The misery of seasonal allergies was first described in 1565 by the Italian anatomist Leonardo Botallo, physician to the rich and powerful and to an unfortunate person who could not tolerate roses. This "rose fever" was described in 19th-century England as "summer catarrh," and culprits ranging from sunshine to ozone to grass pollen were suspected. In 1871 an asthmatic physician, Charles Blackley, gave credibility to the pollen theory when a self-administered skin test elicited a strong reaction. By trapping air-borne pollen on kites flown at 500 m he demonstrated how far-ranging the allergen can be. He advised evasive action: spend the summer on a yacht.[1]

A more feasible approach is to relieve the symptoms of hay fever with medication. Given the wide range of prescription and over-the-counter remedies available, how should physicians approach first-line treatment? In this issue (page 1123) Elizabeth Juniper and colleagues report on their randomized management study of terfenadine, a nonsedating antihistamine, and fluticasone, a nasally administered topical steroid. They found no significant difference in benefit between starting treatment with terfenadine and adding fluticasone as required, and starting with fluticasone and adding terfenadine as required.
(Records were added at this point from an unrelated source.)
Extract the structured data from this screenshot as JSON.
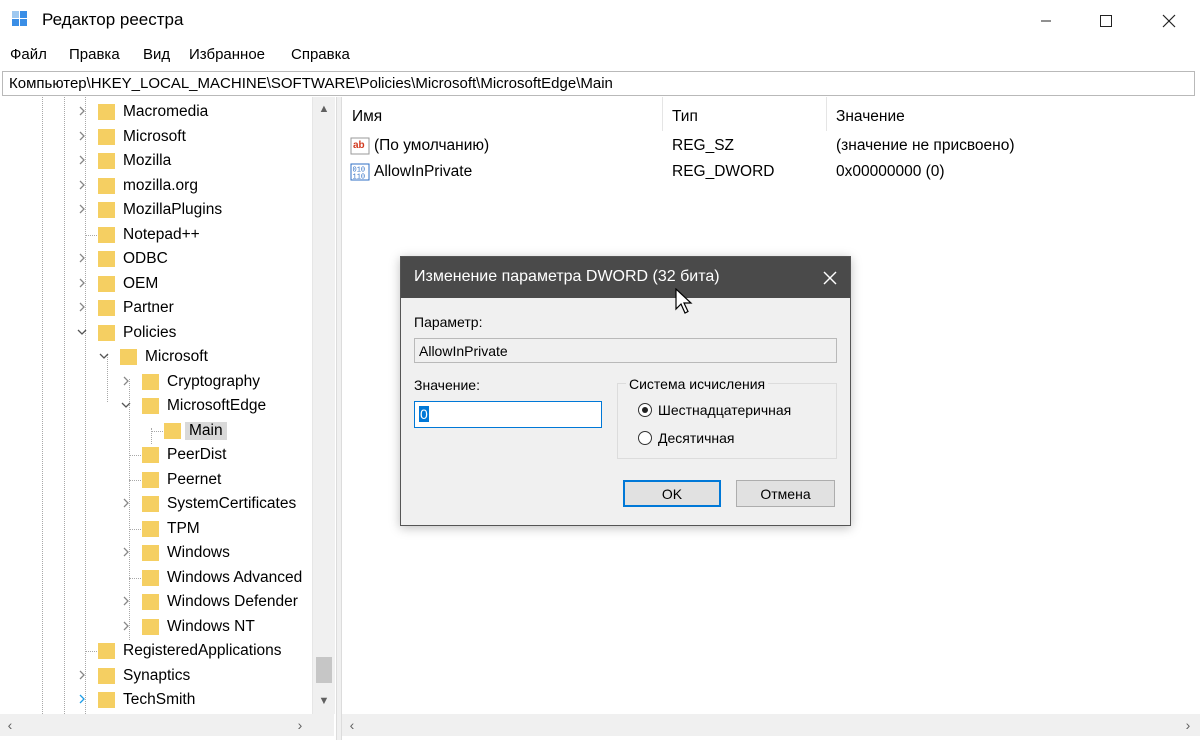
{
  "window": {
    "title": "Редактор реестра",
    "icon": "registry-editor-icon"
  },
  "menu": {
    "items": [
      "Файл",
      "Правка",
      "Вид",
      "Избранное",
      "Справка"
    ]
  },
  "address": {
    "path": "Компьютер\\HKEY_LOCAL_MACHINE\\SOFTWARE\\Policies\\Microsoft\\MicrosoftEdge\\Main"
  },
  "tree": {
    "items": [
      {
        "label": "Macromedia",
        "level": 0,
        "expander": "collapsed"
      },
      {
        "label": "Microsoft",
        "level": 0,
        "expander": "collapsed"
      },
      {
        "label": "Mozilla",
        "level": 0,
        "expander": "collapsed"
      },
      {
        "label": "mozilla.org",
        "level": 0,
        "expander": "collapsed"
      },
      {
        "label": "MozillaPlugins",
        "level": 0,
        "expander": "collapsed"
      },
      {
        "label": "Notepad++",
        "level": 0,
        "expander": "none"
      },
      {
        "label": "ODBC",
        "level": 0,
        "expander": "collapsed"
      },
      {
        "label": "OEM",
        "level": 0,
        "expander": "collapsed"
      },
      {
        "label": "Partner",
        "level": 0,
        "expander": "collapsed"
      },
      {
        "label": "Policies",
        "level": 0,
        "expander": "expanded"
      },
      {
        "label": "Microsoft",
        "level": 1,
        "expander": "expanded"
      },
      {
        "label": "Cryptography",
        "level": 2,
        "expander": "collapsed"
      },
      {
        "label": "MicrosoftEdge",
        "level": 2,
        "expander": "expanded"
      },
      {
        "label": "Main",
        "level": 3,
        "expander": "none",
        "selected": true
      },
      {
        "label": "PeerDist",
        "level": 2,
        "expander": "none"
      },
      {
        "label": "Peernet",
        "level": 2,
        "expander": "none"
      },
      {
        "label": "SystemCertificates",
        "level": 2,
        "expander": "collapsed"
      },
      {
        "label": "TPM",
        "level": 2,
        "expander": "none"
      },
      {
        "label": "Windows",
        "level": 2,
        "expander": "collapsed"
      },
      {
        "label": "Windows Advanced",
        "level": 2,
        "expander": "none"
      },
      {
        "label": "Windows Defender",
        "level": 2,
        "expander": "collapsed"
      },
      {
        "label": "Windows NT",
        "level": 2,
        "expander": "collapsed"
      },
      {
        "label": "RegisteredApplications",
        "level": 0,
        "expander": "none"
      },
      {
        "label": "Synaptics",
        "level": 0,
        "expander": "collapsed"
      },
      {
        "label": "TechSmith",
        "level": 0,
        "expander": "collapsed-highlight"
      }
    ]
  },
  "list": {
    "columns": [
      "Имя",
      "Тип",
      "Значение"
    ],
    "rows": [
      {
        "icon": "string-value-icon",
        "name": "(По умолчанию)",
        "type": "REG_SZ",
        "data": "(значение не присвоено)"
      },
      {
        "icon": "binary-value-icon",
        "name": "AllowInPrivate",
        "type": "REG_DWORD",
        "data": "0x00000000 (0)"
      }
    ]
  },
  "dialog": {
    "title": "Изменение параметра DWORD (32 бита)",
    "param_label": "Параметр:",
    "param_value": "AllowInPrivate",
    "value_label": "Значение:",
    "value_input": "0",
    "base_group": "Система исчисления",
    "radio_hex": "Шестнадцатеричная",
    "radio_dec": "Десятичная",
    "selected_base": "hex",
    "ok": "OK",
    "cancel": "Отмена"
  },
  "colors": {
    "folder": "#f5cf62",
    "dialog_title_bg": "#4a4a4a",
    "accent": "#0078d7"
  }
}
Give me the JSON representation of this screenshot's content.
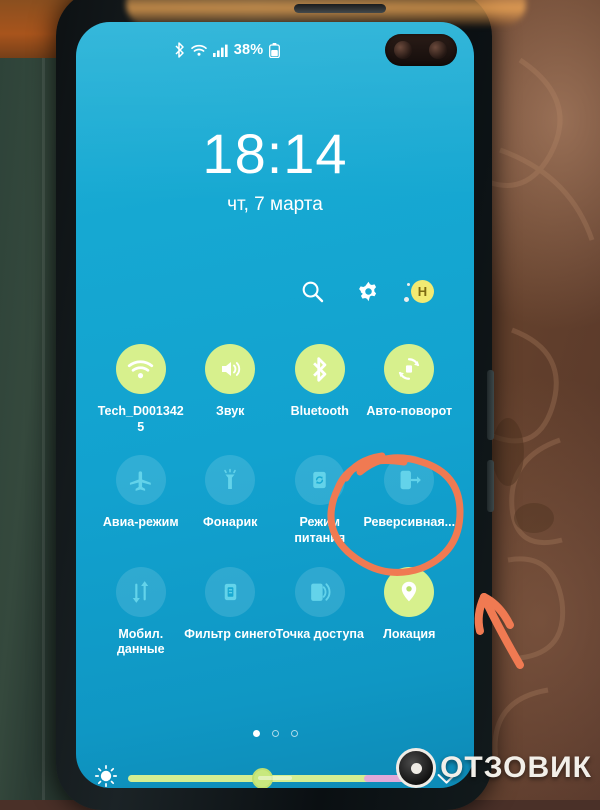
{
  "statusbar": {
    "bluetooth_icon": "bluetooth-icon",
    "wifi_icon": "wifi-icon",
    "signal_icon": "cellular-signal-icon",
    "battery_percent": "38%",
    "battery_icon": "battery-icon"
  },
  "clock": {
    "time": "18:14",
    "date": "чт, 7 марта"
  },
  "actions": {
    "search_icon": "search-icon",
    "settings_icon": "gear-icon",
    "profile_initial": "H"
  },
  "quick_settings": {
    "rows": [
      [
        {
          "label": "Tech_D0013425",
          "icon": "wifi-icon",
          "state": "on"
        },
        {
          "label": "Звук",
          "icon": "sound-icon",
          "state": "on"
        },
        {
          "label": "Bluetooth",
          "icon": "bluetooth-icon",
          "state": "on"
        },
        {
          "label": "Авто-поворот",
          "icon": "auto-rotate-icon",
          "state": "on"
        }
      ],
      [
        {
          "label": "Авиа-режим",
          "icon": "airplane-icon",
          "state": "off"
        },
        {
          "label": "Фонарик",
          "icon": "flashlight-icon",
          "state": "off"
        },
        {
          "label": "Режим питания",
          "icon": "power-mode-icon",
          "state": "off"
        },
        {
          "label": "Реверсивная...",
          "icon": "reverse-charging-icon",
          "state": "off"
        }
      ],
      [
        {
          "label": "Мобил. данные",
          "icon": "mobile-data-icon",
          "state": "off"
        },
        {
          "label": "Фильтр синего",
          "icon": "blue-light-filter-icon",
          "state": "off"
        },
        {
          "label": "Точка доступа",
          "icon": "hotspot-icon",
          "state": "off"
        },
        {
          "label": "Локация",
          "icon": "location-pin-icon",
          "state": "on"
        }
      ]
    ]
  },
  "pager": {
    "total": 3,
    "active_index": 0
  },
  "brightness": {
    "sun_icon": "brightness-sun-icon",
    "value_percent": 45,
    "expand_icon": "chevron-down-icon"
  },
  "annotation": {
    "circle_target": "Реверсивная...",
    "arrow": "arrow-pointing-up-left",
    "color": "#f07a52"
  },
  "watermark": {
    "text": "ОТЗОВИК"
  },
  "colors": {
    "screen_cyan": "#16a8d2",
    "tile_active": "#d7f08d",
    "annotation_orange": "#f07a52",
    "profile_badge": "#f2ea72"
  }
}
Samuel Freedman (page 1141) responds to these findings by noting the recent move by the US Food and Drug Administration to withdraw approval for terfenadine (because of its rare but life-threatening cardiotoxic effects). He suggests starting therapy with drugs that are safer than terfenadine and cheaper than both terfenadine and fluticasone.
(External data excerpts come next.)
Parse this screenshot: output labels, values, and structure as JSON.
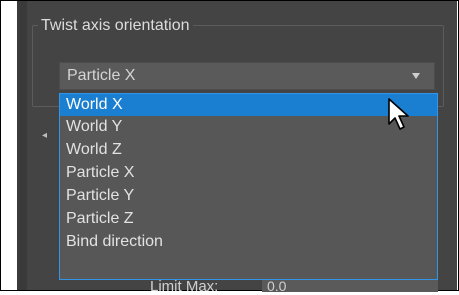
{
  "group": {
    "title": "Twist axis orientation"
  },
  "combo": {
    "value": "Particle X"
  },
  "dropdown": {
    "options": [
      "World X",
      "World Y",
      "World Z",
      "Particle X",
      "Particle Y",
      "Particle Z",
      "Bind direction"
    ],
    "selected_index": 0
  },
  "bottom_row": {
    "label": "Limit Max:",
    "value": "0.0"
  },
  "colors": {
    "panel_bg": "#444444",
    "selection": "#1b7fd1",
    "dropdown_border": "#3295e8",
    "text": "#e2e2e2"
  },
  "icons": [
    "dropdown-arrow-icon",
    "mouse-pointer-icon"
  ]
}
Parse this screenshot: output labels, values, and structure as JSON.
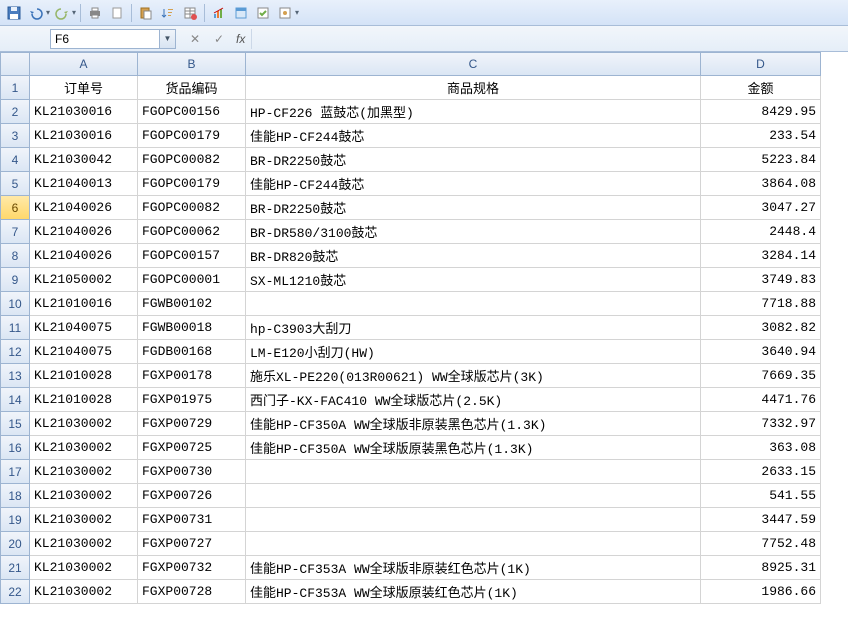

Aboriginal people in Canada are 3 to 4 times more likely to commit suicide than nonaboriginal people. Brian Malchy and colleagues (page 1133) report that from 1988 to 1994 suicide rates in Manitoba were almost 7 times higher among aboriginal adolescents than among nonaboriginal adolescents, and that there were striking differences between these groups in help-seeking behaviour. Their study represents an important first step in addressing a serious public health problem.

Many of us in this country have wood-burning stoves. Although their most evident hazard is accidental fire, using these stoves to burn inappropriate materials can also have devastating results. David Janigan and colleagues (page 1171) describe the case of a man who had been renovating his family room and decided to burn scrap building materials in his wood-burning stove. Within hours he was taken to hospital with bronchiolitis obliterans. The authors review the toxicity of combusted building materials and point out that the presence of life-threatening fumes is not always signalled by smoke. James Hogg (page 1147) reviews the pathology of bronchiolitis obliterans and provides us with stunning photomicrographs. -- JH

Reference

  1. Walton J, Barondess JA, Lock S, editors. Oxford medical companion. Oxford (UK): Oxford University Press; 1994.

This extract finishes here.